Challenges of Search Engine Optimisation in Northern Ireland (SEO)

Posted on 21/06/2009 by Team Hallam

Businesses located in, or search engine optimising for Northern Ireland face a number of particular challenges. The unique political, geographic and technical circumstances means there are a number of issues that will need to be considered if a Northern Ireland business is looking to improve its rankings in Google and the other search engines.

I recently had the pleasure of teaching 5 workshops on behalf of InvestNI, travelling to the beautiful cities and towns of Belfast, Newry, Enniskillen, Londonderry, and Ballymena.  During the workshops I found a number of key issues that kept cropping up, and thought it would be useful to compile them into a quick Northern Ireland SEO guide here.

Localisation: Northern Ireland IP Addresses?

Many businesses want to be serving customers in their own locality, ranking well for search terms associated with their local business community.  Google now serves local results tailored to the searchers location.
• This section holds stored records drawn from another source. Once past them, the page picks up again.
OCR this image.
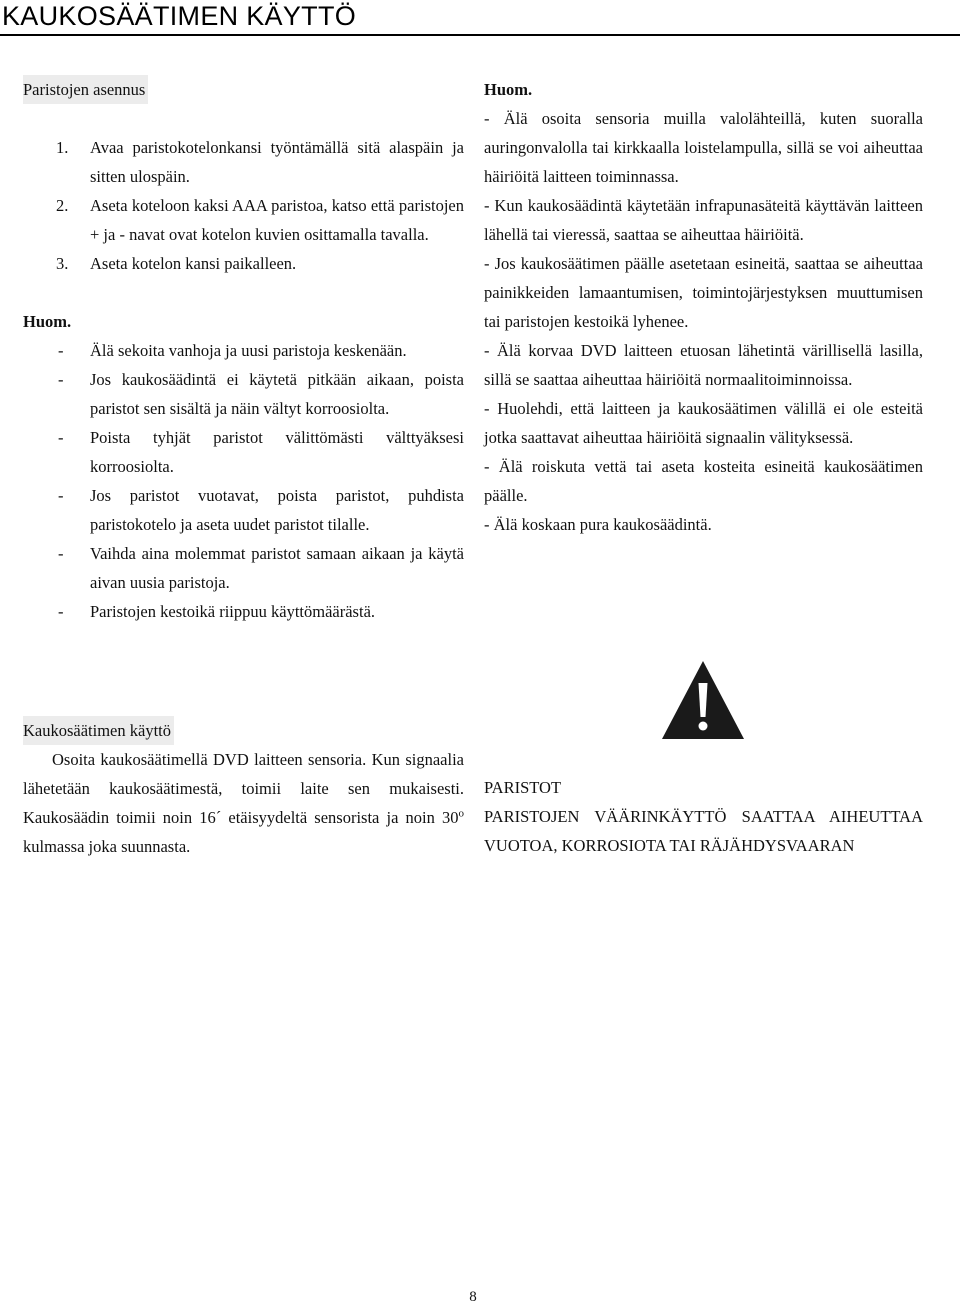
KAUKOSÄÄTIMEN KÄYTTÖ
Paristojen asennus
1.	Avaa paristokotelonkansi työntämällä sitä alaspäin ja sitten ulospäin.
2.	Aseta koteloon kaksi AAA paristoa, katso että paristojen + ja - navat ovat kotelon kuvien osittamalla tavalla.
3.	Aseta kotelon kansi paikalleen.
Huom.
-	Älä sekoita vanhoja ja uusi paristoja keskenään.
-	Jos kaukosäädintä ei käytetä pitkään aikaan, poista paristot sen sisältä ja näin vältyt korroosiolta.
-	Poista tyhjät paristot välittömästi välttyäksesi korroosiolta.
-	Jos paristot vuotavat, poista paristot, puhdista paristokotelo ja aseta uudet paristot tilalle.
-	Vaihda aina molemmat paristot samaan aikaan ja käytä aivan uusia paristoja.
-	Paristojen kestoikä riippuu käyttömäärästä.
Kaukosäätimen käyttö
Osoita kaukosäätimellä DVD laitteen sensoria. Kun signaalia lähetetään kaukosäätimestä, toimii laite sen mukaisesti. Kaukosäädin toimii noin 16´ etäisyydeltä sensorista ja noin 30$^o$ kulmassa joka suunnasta.
Huom.
- Älä osoita sensoria muilla valolähteillä, kuten suoralla auringonvalolla tai kirkkaalla loistelampulla, sillä se voi aiheuttaa häiriöitä laitteen toiminnassa.
- Kun kaukosäädintä käytetään infrapunasäteitä käyttävän laitteen lähellä tai vieressä, saattaa se aiheuttaa häiriöitä.
- Jos kaukosäätimen päälle asetetaan esineitä, saattaa se aiheuttaa painikkeiden lamaantumisen, toimintojärjestyksen muuttumisen tai paristojen kestoikä lyhenee.
- Älä korvaa DVD laitteen etuosan lähetintä värillisellä lasilla, sillä se saattaa aiheuttaa häiriöitä normaalitoiminnoissa.
- Huolehdi, että laitteen ja kaukosäätimen välillä ei ole esteitä jotka saattavat aiheuttaa häiriöitä signaalin välityksessä.
- Älä roiskuta vettä tai aseta kosteita esineitä kaukosäätimen päälle.
- Älä koskaan pura kaukosäädintä.
PARISTOT
PARISTOJEN VÄÄRINKÄYTTÖ SAATTAA AIHEUTTAA VUOTOA, KORROSIOTA TAI RÄJÄHDYSVAARAN
8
For example, a search for even for a general term like “restaurant” or “plumber” will then trigger the Google Local Business directory, displaying results based on the searcher’s IP address.

You may be in Belfast, but if your IP address says you’re in London, then it is London local results you will see.

This presents particular difficulties for the Northern Ireland business community, as IP addresses are often incorrectly identified as being in England.  The inaccurate IP address problem is, by no means, unique to Northern Ireland, but it does seem to be particularly severe.

By way of example, I offered a set of course materials to attendees at the InvestNI workshops, and an analysis of their IP addresses shows that only 17% of the addresses were correctly identified as being in Northern Ireland, namely Belfast, Glengormley, Lurgan, and Newry.  Correct IP addresses are most commonly associated with larger organisations having a static IP address, so the correctly identified visitors could well be coming from government departments or universities.

London, as expected, was  incorrectly identified most frequently (40% of the time) with unexpected outliers like Royal Leamington Spa and Gateshead making an appearance.

What are the implications of incorrect IP addresses?

  1. Google Local Business results will not be triggering correctly.  Instead, searchers will be seeing data tailored for their IP address location.  Whilst it is possible to customise your location, I’ve not seen evidence to show how many searchers are doing so.
  2. Google Analytics data will be skewed toward counting most UK visitors as “English” visitors, and thus not providing any visitor location data that can be used reliably in terms of NI traffic.
  3. Keyword research data (see below) will not be representative of the Northern Ireland search experience.

Using Keyword Research tools

There are some interesting vagaries in the availability of Google keyword research data.

Google AdWords Keyword Tools is one of the most popular keyword research tools, and it does provide aggregated UK data but does not provide data specific data for Northern Ireland, nor does it provide data for Eire (Ireland).

On the other hand, Google Insights for search does provide Northern Ireland data, as well as data for Eire.

Warning:  keep in mind the problem of IP addresses mentioned above!

In this example, Google Insights is providing comparison data for Northern Ireland and Ireland for searches for the term “facebook”.  Are Lisburn and Coleraine truly the hubs of search activity for Facebook users in Northern Ireland?

Optimising for Ireland

Many Northern Ireland businesses want to trade outside the province, and there are some straight forward techniques for developing a search engine optimisation strategy for getting business from the south:  Ireland | Republic of Ireland | Eire.

First, keep in mind that Irish searchers will be using and as such Northern Ireland business will be doing international search engine optimisation to address this market.

In order to maximise visibility in Ireland, you should consider creating a website addressing that target market.

1.  Register a .ie domain name.

There are certain restrictions in applying for a .ie domain name.  Applicants must provide evidence demonstrating substantial trade or commercial activity within Ireland which includes:

  • Copies of invoices (showing trade to or from Ireland),
  • High-quality brochures showing a significant intention to trade in Ireland.
  • a signed letter on headed paper from a bank manager, firm of chartered accountant(s), registered auditor(s), tax consultant(s) (where the tax advisor identification number is displayed), or solicitor(s) confirming the applicants trade with Ireland.

2.  Ensure your website is hosted on an Irish web server. You can check your hosting country using the Netcraft

3.  Create content that identifies your operation as being appropriate for Ireland.  This might include using an Irish contact address, mentioning Irish place names in your product pages, and the like.

4.  Get high quality inbound links from Irish websites. In particular, focus on the links that give local identification.